楽しいと楽しむは違う

形にしたものが先を行く。
何もしないものは何にもならない。
たとえ能力があっても形にしないなら価値がない。

私は音楽でも、アニメでも映画でもそうなんだけど、純粋な消費者になることができない。なんとなく作り手の視点になってしまう。何か誰かの作品に触れるたびにあれこれ思う。より良いものが見たいという欲求が強いのか、良いと思ったところは置いといて、じゃあここはもっとこうしたらもっと良くなるだろうとか、そういうことばかり考えてしまう。それは他人からしてみればただの文句垂れなので、最近は黙っていることが多い。本当はああだこうだ言いたくても、求められていないのにそういうことを言うのは相手の気を悪くするだけである。私は色々言われたいから言いたくなっちゃうけど、そうじゃない人が多いから言えないし、自分に対してもあんまり言ってくれる人がいない。そういう意味では孤独を感じることもよくある。

私は全然ダメなのに、誰も私のダメなところを指摘してくれない。それでいいんだよとかあなたはすごいんだよとか、自分の周りはそんなやさしくて甘い言葉をくれる人ばかり。ありがたいことなんだろうけど、私はいつもちょっと虚しい気持ちを抱えてる。ダメなところはダメじゃなくなるような意見が欲しい。自分でダメなことはわかっても改善点を見つけるのが難しい。そもそもダメを共有できる人が少ない。自分が求めるような意見を持つほど、他人は私に関心がないのだ。

夫がボイトレに通い始めてから、多少音源をいじる機会があった。音源編集作業にはもうブランクが10年くらいあって、10年やらないうちにPCのOSは変わったし愛用してたDAWは使えなくなったしそのほか色々とほぼゼロ状態からのスタートとなった。同人ボーカルでたくさん歌ってた頃のことは昨日のように思い出せるけど、あの頃の何にでもチャレンジするだけの情熱は身体が忘れてしまった。老いたのである。新しいことを覚えるのには馬力がいる。

私はずっと楽しめる音楽を探している。音楽に限った話ではないが、みんなが楽しい楽しいということを、いまいち楽しめていない自分がいる。自分の感覚をダウングレードさせてその場を楽しむことはできないこともないけれど、その時間が過ぎ去った後に残るのは強烈な寂しさと虚しさである。

強欲と言われればそれまでなのだが、私がわざわざ楽しむ努力をしなくても楽しいと思えるものに溺れたいのだ。自然体で。心から。そういうものをずっと探してる人生な気がする。別に周りが特別つまらないのではなくて、私がつまらない人間なだけなので誤解のないようにして欲しい。同じ酒を飲んでもすぐ酔って楽しくなる人と全然酔えなくてだるくなるだけの人がいるでしょ?後者が私。

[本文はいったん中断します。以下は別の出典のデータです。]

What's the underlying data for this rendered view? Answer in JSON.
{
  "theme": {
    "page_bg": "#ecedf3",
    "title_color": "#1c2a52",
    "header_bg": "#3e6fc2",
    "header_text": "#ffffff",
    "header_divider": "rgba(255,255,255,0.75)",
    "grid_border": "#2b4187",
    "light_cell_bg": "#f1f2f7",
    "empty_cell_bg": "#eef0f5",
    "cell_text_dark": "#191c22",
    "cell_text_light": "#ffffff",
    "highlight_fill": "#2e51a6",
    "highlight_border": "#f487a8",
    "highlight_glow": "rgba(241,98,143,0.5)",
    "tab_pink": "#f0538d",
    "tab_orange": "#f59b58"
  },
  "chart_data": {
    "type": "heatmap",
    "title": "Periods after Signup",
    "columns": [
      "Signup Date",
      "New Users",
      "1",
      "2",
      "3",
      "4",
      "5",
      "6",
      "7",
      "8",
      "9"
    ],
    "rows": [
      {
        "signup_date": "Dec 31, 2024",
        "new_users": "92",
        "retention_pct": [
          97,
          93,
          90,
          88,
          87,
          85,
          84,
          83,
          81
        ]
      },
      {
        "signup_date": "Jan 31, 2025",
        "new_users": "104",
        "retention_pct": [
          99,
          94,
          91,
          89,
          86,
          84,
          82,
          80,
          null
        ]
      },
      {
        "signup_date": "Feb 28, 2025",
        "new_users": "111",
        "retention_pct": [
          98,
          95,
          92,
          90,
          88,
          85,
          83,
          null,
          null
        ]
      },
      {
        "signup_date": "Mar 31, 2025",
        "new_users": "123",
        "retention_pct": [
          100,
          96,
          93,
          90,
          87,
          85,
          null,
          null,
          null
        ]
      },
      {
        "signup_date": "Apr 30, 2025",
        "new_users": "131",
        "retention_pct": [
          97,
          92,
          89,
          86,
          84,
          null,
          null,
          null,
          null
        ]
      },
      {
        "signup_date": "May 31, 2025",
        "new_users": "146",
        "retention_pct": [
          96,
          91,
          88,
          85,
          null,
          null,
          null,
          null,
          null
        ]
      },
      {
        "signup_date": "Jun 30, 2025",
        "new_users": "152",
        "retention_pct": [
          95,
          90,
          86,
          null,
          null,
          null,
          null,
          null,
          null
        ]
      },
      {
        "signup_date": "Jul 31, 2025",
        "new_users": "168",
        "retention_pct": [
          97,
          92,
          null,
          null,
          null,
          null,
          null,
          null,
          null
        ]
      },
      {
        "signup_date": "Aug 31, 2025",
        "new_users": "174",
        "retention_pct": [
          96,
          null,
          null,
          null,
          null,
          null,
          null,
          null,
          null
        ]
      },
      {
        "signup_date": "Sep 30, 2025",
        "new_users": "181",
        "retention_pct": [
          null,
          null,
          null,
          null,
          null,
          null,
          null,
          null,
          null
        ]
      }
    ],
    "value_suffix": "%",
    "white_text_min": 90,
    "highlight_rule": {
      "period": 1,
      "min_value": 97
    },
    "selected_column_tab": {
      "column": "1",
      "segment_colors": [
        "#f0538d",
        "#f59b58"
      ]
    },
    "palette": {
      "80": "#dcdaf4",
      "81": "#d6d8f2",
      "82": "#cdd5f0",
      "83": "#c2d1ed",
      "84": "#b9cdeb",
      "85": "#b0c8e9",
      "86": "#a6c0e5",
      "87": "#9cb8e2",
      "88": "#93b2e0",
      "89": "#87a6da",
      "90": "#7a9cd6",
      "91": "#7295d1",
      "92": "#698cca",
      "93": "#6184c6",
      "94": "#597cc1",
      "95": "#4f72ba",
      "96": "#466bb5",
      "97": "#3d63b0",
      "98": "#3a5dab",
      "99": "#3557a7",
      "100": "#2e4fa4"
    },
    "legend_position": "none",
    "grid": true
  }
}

そんな感じでほとんどいつも退屈そうに死んだ目をしている私は最近、推しの子にはまっている。流行りにはあまり乗らないというか、乗れない人なんだけど、はまっている。音楽も映像も物語も私からしてみれば文句のつけどころがない。永遠にB小町を聴いている。夫にも珍しいと言われた。自分でもそう思う。二次元に推しの女の子ができたのなんてローゼンメイデンの翠星石まで遡らないといない気がする。有馬かな最推しです。よろしくお願いします。

あとこれも関係ないけど、倉橋ヨエコが復活したことにも触れておきたい。ヨエコは私が好きになった頃には既に廃業していたのだけれど、若い頃の辛かった日々を支えてくれたアーティストなので、今後また新しい音楽が聴けるならとても嬉しい。おかえり。

スマホを眺めていて気づいたら数時間経っている現象をどうにかしたい。